Au Burundi, l’opposition armée est-elle à nouveau active? (Fulvio Beltrami)

Des rapports du Burundi indiquent qu’un groupe armé inconnu a tendu une embuscade et tué 12 personnes blessant beaucoup d’autres dans la province de Muramvya, au centre du Burundi. L’embuscade est arrivée dimanche soir vers 19h30 près d’une antenne de la Croix-Rouge sur l’axe très fréquenté Gitega-Bujumbura. La dynamique de l’embuscade et des personnages tués suggère qu’il s’agissait d’un plan militaire et non d’un simple phénomène de banditisme comme la junte militaire au pouvoir s’est empressée de l’affirmer après que la nouvelle a été reprise par RFI (Radio France International) et TV5Monde.

Parmi les personnes tuées se trouvait le Lieutenant Onesphore Nizigiyimana, un officier supérieur de l’armée burundaise qui a servi en Somalie au sein des forces africaines de l’AMISOM combattant les terroristes d’Al-Shaabab. Sa fille a également été tuée tandis que sa femme et un autre enfant ont été blessés. Un membre du personnel de la Banque Centrale du Burundi a également été tué. Cinq blessés graves ont été évacués vers l’hôpital de Muramvya. D’autres blessés, dont le nombre n’a pas encore été déterminé, ont été transférés à Bujumbura.

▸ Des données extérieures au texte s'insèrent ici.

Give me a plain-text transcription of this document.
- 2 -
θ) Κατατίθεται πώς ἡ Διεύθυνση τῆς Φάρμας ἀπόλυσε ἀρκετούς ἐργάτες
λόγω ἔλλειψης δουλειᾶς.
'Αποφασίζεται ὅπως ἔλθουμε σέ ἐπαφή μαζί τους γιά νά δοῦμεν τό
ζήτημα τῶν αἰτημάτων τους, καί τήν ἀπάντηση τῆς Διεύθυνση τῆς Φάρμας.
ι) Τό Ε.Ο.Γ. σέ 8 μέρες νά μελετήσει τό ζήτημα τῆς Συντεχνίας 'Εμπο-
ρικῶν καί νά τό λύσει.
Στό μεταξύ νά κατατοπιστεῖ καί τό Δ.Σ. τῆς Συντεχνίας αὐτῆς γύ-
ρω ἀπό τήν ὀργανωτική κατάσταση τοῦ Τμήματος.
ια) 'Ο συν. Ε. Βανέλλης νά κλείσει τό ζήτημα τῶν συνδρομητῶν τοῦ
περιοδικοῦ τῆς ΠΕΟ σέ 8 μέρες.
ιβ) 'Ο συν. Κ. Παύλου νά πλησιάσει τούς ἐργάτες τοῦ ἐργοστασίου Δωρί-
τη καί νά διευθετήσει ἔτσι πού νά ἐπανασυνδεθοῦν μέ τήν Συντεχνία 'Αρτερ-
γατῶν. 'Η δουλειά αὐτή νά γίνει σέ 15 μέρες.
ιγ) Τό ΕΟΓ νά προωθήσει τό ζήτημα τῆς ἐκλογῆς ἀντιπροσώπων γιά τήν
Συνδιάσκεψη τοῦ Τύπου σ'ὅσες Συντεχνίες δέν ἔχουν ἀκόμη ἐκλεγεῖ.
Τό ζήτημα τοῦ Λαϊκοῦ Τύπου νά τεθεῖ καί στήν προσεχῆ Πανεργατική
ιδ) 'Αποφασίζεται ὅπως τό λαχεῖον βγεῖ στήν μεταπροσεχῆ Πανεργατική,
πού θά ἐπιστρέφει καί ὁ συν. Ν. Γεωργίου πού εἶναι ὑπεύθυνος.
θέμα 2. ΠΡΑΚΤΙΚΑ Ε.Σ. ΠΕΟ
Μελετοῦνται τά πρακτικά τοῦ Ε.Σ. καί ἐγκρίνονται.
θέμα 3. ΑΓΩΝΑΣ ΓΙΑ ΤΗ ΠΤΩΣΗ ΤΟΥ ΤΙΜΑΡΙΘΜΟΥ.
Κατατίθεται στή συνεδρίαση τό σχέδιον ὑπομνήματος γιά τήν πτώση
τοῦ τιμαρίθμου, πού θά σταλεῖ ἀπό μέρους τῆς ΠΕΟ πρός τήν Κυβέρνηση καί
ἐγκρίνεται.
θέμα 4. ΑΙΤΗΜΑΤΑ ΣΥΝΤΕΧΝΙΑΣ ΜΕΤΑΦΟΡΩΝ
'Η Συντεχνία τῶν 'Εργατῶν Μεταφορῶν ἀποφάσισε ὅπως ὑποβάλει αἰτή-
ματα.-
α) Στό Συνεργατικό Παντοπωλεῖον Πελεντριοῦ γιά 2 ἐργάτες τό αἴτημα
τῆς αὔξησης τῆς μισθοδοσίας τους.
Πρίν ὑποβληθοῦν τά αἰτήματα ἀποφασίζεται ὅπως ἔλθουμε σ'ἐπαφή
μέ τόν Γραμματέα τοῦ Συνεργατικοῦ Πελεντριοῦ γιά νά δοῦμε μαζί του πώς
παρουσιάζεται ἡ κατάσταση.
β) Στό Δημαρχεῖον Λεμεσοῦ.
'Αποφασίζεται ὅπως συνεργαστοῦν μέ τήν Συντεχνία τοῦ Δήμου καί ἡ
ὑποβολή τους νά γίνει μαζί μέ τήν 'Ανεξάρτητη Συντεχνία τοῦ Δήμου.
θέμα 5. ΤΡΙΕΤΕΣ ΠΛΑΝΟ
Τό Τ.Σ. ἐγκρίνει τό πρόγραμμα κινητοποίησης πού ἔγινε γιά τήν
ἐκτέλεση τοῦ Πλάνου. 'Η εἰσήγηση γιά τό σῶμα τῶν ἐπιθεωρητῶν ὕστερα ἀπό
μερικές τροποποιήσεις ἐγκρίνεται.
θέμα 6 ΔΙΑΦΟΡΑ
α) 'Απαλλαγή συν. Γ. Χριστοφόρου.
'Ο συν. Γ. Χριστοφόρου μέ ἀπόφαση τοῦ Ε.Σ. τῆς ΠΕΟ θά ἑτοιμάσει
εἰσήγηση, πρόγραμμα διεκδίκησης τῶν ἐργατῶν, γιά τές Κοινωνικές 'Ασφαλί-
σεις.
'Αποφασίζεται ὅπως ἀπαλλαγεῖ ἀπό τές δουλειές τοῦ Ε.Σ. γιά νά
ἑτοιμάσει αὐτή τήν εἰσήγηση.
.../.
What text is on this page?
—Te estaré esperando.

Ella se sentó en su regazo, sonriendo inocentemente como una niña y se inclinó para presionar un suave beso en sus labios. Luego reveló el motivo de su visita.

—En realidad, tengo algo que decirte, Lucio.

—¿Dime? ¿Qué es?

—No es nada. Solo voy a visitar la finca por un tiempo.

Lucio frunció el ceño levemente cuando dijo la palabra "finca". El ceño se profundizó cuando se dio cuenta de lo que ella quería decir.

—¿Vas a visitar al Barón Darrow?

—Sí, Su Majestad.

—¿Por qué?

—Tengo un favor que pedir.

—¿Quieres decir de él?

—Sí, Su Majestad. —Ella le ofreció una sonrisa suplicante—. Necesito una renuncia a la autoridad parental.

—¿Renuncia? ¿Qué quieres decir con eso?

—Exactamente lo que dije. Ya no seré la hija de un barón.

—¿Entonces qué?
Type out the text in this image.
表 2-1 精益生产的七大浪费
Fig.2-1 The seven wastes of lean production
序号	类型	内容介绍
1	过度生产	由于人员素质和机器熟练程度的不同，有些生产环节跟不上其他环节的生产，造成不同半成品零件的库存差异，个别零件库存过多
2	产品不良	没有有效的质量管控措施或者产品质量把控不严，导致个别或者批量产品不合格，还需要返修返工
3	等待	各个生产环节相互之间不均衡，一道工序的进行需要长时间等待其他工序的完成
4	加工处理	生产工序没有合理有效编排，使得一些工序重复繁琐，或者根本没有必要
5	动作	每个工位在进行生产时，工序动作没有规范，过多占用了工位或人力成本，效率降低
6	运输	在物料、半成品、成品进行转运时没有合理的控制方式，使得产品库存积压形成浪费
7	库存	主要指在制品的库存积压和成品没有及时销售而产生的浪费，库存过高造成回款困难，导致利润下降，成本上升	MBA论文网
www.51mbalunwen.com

Dans un tweet rédigé en langue nationale (kirundi), le Général Neva (alias Évariste Ndayishimiye) actuellement à la Présidence, évoque un acte de brigands. «Les brigands ont de nouveau fait pleurer le Burundi. Il est impossible que les crimes ne se produisent pas, mais malheur à celui qui les commet. Tous les réseaux criminels doivent être démantelés. Nous adressons nos condoléances aux familles touchées ».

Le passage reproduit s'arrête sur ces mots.